#ThisIsWrestling

United World Wrestling lance #ThisIsWrestling pour célébrer la Journée mondiale de la lutte

By United World Wrestling Press

CORSIER-SUR-VEVEY, Suisse (le 21 mai) -- United World Wrestling lance #ThisIsWrestling, une campagne multiplateforme de réseaux sociaux demandant aux athlètes, fans, coaches et membres de la communauté de la lutte de partager des photos et des vidéos d’eux-mêmes en rapport avec la lutte.

Cette célébration sur médias sociaux est organisée en soutien à la Journée mondiale de la lutte de ce samedi 23 mai, et continuera tout au long de ce mois, le Mois Mondial de la lutte.

Les images partagées pour #ThisIsWrestling sont supposées être particulières au cheminement de chacun dans la lutte. Peut-être un athlète songeant au travail d’équipe, des médecins s’occupant de leurs athlètes, ou des mères regardant nerveusement ce qui se passe à la maison – la lutte nous concerne tous et toutes d’une façon unique. United World Wrestling souhaite que ses fans partagent ces moments particuliers avec le reste du monde et vivent à nouveau ces instants sur ou loin des tapis qui rendent ce sport spécial.

"Cette Journée mondiale de la lutte vous concerne vous-mêmes, fans, athlètes, Médecins, mères et pères," a déclaré le Président d’United World Wrestling M. Nenad Lalovic. "Avec #ThisIsWrestling, vous montrez ce sport comme vous le pratiquez et le partagez avec nous, votre famille de la lutte."

Si la pandémie de COVID-19 entrave la possibilité de la communauté de la lutte à combattre sur les tapis, l’enthousiasme pour les tournois de qualification olympique, les championnats du monde et continentaux n’a lui pas faibli.

Erica WIEBE (CAN) et Danielle LAPPAGE (CAN) soulèvent le coach Paul REGUSA lors du qualificatif olympique panaméricain en mars dernier (Photo : Tony Rotundo)

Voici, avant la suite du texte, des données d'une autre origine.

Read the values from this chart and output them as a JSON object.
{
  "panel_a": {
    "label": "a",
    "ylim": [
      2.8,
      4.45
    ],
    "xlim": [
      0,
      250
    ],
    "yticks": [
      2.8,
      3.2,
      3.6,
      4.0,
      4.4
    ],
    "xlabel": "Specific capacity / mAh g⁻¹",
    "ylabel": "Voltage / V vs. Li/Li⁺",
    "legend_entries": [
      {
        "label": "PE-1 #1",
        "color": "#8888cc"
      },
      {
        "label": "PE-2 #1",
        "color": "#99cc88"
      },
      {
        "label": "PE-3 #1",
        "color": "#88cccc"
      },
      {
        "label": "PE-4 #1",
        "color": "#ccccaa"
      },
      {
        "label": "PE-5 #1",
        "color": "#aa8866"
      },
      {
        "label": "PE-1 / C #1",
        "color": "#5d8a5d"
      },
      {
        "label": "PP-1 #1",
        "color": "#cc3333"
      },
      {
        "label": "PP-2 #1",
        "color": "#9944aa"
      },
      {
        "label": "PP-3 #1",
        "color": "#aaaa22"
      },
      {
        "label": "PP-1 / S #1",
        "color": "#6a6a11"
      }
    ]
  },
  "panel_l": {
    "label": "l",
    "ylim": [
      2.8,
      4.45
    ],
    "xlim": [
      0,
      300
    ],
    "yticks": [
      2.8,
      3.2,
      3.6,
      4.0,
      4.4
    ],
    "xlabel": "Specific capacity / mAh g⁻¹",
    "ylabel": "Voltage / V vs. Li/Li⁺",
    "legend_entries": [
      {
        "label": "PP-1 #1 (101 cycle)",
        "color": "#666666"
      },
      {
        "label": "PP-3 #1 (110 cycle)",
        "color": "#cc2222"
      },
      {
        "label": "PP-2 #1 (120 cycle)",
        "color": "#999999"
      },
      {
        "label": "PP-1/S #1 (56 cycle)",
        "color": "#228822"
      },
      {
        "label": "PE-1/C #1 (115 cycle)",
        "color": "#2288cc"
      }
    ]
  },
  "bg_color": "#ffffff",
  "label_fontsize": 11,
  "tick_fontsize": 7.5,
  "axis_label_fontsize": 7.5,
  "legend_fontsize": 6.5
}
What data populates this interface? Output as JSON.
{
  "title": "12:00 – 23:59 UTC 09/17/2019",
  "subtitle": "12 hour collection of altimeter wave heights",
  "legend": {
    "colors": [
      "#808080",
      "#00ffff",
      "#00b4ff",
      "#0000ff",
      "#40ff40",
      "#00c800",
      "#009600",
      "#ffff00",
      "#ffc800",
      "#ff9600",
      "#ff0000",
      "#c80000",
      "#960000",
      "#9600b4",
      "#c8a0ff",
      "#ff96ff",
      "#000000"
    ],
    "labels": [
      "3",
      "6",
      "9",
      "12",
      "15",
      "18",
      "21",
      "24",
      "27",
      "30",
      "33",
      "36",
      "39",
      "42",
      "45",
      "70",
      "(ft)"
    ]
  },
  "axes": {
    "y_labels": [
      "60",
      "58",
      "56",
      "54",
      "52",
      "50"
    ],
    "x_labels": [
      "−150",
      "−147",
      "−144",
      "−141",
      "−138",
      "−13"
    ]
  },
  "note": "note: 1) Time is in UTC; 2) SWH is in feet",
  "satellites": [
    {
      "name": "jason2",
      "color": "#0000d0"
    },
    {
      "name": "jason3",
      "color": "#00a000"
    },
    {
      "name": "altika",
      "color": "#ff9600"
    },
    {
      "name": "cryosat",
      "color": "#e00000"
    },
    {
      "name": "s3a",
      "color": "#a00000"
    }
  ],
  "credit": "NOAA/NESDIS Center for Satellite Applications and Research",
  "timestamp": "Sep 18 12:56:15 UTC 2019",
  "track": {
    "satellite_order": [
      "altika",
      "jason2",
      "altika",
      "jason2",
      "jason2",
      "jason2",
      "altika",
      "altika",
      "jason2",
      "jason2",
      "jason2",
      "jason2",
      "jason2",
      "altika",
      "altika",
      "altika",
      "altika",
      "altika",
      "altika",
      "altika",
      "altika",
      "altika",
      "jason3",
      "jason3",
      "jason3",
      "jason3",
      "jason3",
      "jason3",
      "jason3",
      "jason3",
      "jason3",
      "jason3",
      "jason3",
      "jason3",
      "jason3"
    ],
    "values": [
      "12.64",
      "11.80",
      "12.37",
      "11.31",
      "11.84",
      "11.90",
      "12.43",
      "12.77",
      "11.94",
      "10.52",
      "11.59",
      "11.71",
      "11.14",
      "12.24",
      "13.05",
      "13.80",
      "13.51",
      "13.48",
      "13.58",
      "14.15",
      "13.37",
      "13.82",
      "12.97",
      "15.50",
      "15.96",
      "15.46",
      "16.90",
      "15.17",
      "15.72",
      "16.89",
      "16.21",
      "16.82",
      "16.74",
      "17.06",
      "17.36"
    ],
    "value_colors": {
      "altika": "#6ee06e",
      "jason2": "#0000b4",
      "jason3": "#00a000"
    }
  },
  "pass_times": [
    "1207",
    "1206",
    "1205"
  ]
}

"Je suis si heureuse de remonter sur les tapis," a commenté la championne olympique de Rio Erica WIEBE (CAN). "Nous faisons ceci pour les grands moments lorsque le monde observe et pour les petits instants où personne ne regarde. C’est un vrai bonheur pour moi de m’entraîner et de concourir et je ne peux plus attendre de retourner vers ce que j’aime."

Avec plus de 180 Fédérations nationales membres, la portée mondiale de la discipline est évidente, mais en l’absences d’événements où puissent se rencontrer les arbitres, coaches, athlètes et autres parties prenantes, il est difficile d’imaginer le nombre total de personnes qui y sont engagées. 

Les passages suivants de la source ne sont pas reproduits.